“More principles-based regulation will produce significant benefits for firms, markets and consumers,” stated John Tiner, chief executive of the Financial Services Authority (FSA), at the launch of its Business Plan for 2007/8. Outlining its objectives for the next financial year, the regulator highlighted more principles-based regulation to be a key feature of its work, continuing along a theme which it claims will bring less prescriptive rules for advisers to follow.
However, as in many things in life, improvements don’t come cheap and the FSA is recouping the cost of improving its systems and staff by garnering a £50 million fund from advisers over the next 10 years by way of increased fees. While Tiner insists the increase in fees will see patrons ‘benefit from having a regulatory system which focuses increasingly on achieving desired outcomes and from dealing with a more efficient, more responsive, better-focused organisation’, there are some who are more sceptical.
Rob Griffiths, associate director of the Association of Mortgage Intermediaries (AMI), says it is waiting for its smaller members to see any benefit.
“It’s all well and good taking money from firms but if they are acting compliantly then they should be feeling the benefits,” he says. “The FSA is not putting the brakes on fee rises and for small firms paying what is a significant amount for them, we should see the beginning of some sort of payback.”
Looking to the benefits
Many larger firms though are looking towards the benefits that principles-based regulation will bring. For lenders, the implementation of principles means a clearer regulatory environment, as Chris Lawrenson, head of legal services at the Building Societies Association, comments:
“If you look at all of the legal rules and the codes of practice that are in place to ensure fair play for the customer, it shows how many rules and regulations there are and how confusing for everyone it is. I don’t understand how people could follow them so that is why we like the idea of principles-based regulation.”
For larger broker firms, the freedom which principles-based regulation gives is one of the biggest advantages. Bill Warren, director at Complete Mortgage and Loans Service, admits that the best thing about principles-based regulation, and the added investment which the FSA is putting in, will be the improved service from the regulator.
He says: “In terms of the 10 per cent increase, no one wants it but I’ve listened to what the FSA director of small firms, Stephen Bland, has said and the training that has been organised for the staff is intensive so it gives me a great deal of confidence that this is the best thing for the regulator and the industry.”
Unanswered questions
While many firms are looking towards the benefits that principles will bring, there are still some questions which need to be answered.
One of these is how a principles-based regime will be incorporated into a mortgage market which is already focused on complying with ‘Treating Customers Fairly’ (TCF). Those both for and against principles-based regulation believe there is too much uncertainty regarding how these two will sit alongside each other.
Warren believes: “What makes it more difficult to plan and to evolve into principles-based regulation is the lack of clarity around TCF. If you put the two together then there is a lot of uncertainty.”
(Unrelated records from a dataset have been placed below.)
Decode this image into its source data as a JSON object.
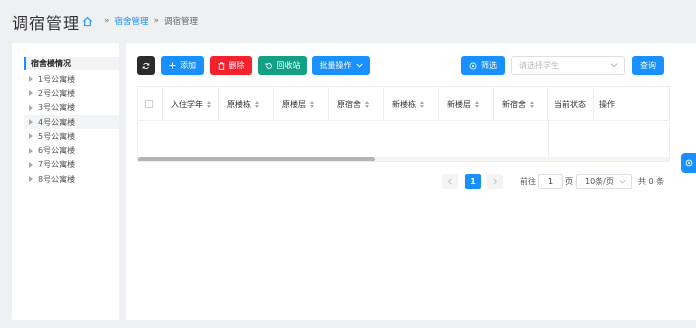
{
  "header": {
    "title": "调宿管理",
    "breadcrumb": [
      "宿舍管理",
      "调宿管理"
    ],
    "separator": "»"
  },
  "tree": {
    "root": "宿舍楼情况",
    "nodes": [
      "1号公寓楼",
      "2号公寓楼",
      "3号公寓楼",
      "4号公寓楼",
      "5号公寓楼",
      "6号公寓楼",
      "7号公寓楼",
      "8号公寓楼"
    ],
    "active_index": 3
  },
  "toolbar": {
    "add": "添加",
    "delete": "删除",
    "recycle": "回收站",
    "batch": "批量操作",
    "filter": "筛选",
    "student_placeholder": "请选择学生",
    "query": "查询"
  },
  "table": {
    "columns": [
      "入住学年",
      "原楼栋",
      "原楼层",
      "原宿舍",
      "新楼栋",
      "新楼层",
      "新宿舍",
      "当前状态",
      "操作"
    ],
    "rows": []
  },
  "pagination": {
    "current_page": "1",
    "goto_label": "前往",
    "goto_value": "1",
    "page_unit": "页",
    "page_size": "10条/页",
    "total": "共 0 条"
  },
  "colors": {
    "primary": "#1890ff",
    "danger": "#f5222d",
    "success": "#13a084",
    "dark": "#2b2b2b"
  }
}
A spokesperson for the FSA agreed that many of the details regarding how principles-based regulation would be incorporated, including how it would fit alongside TCF, were still unclear as it had been concentrating on the investments sector and the introduction of principles in conjunction with the Markets in Financial Instruments Directive (MiFID). However, as TCF was ultimately a principle, it shouldn’t have too many problems.
“TCF is actually a principle so it is part of principles-based regulation and how we want firms to behave without being specifically told what to do. Principles-based regulation encompasses TCF and all the other principles. TCF is more prominent but they will work together.”
Personal indemnity insurance
The other main unknown in the equation is the impact of MPBR on personal indemnity insurance (PII). Regardless of which regime is in place – rules-based or principles-based – the senior management of a firm will still be ultimately responsible for compliance.
However, as Warren says, if the regulator is talking to organisations such as trade bodies regarding what firms should be doing and these organisations then pass on its interpretations onto its members, will PII firms accept this?
“The difficulty is as principles-based regulation is exposed, would PII providers accept a position where we are accepting guidance from anyone else but the FSA? I think this is the bigger PII issue which needs to be considered further.”
In the regulator’s eyes, a firm which is following the rules in a code of practice endorsed by the FSA itself should not encounter enforcement action. However, it warns that it is not a completely ‘safe harbour’.
“If a firm is following the guidance which a trade body publishes, which has received semi-formal recognition from us, in normal circumstances they would be very unlikely to encounter enforcement action,” the spokesperson says.
While there may still be some uncertainty surrounding the finer details of what the FSA is doing when it comes to principles-based regulation, it is not due to be implemented until 2010, so there is still time for this to become clearer.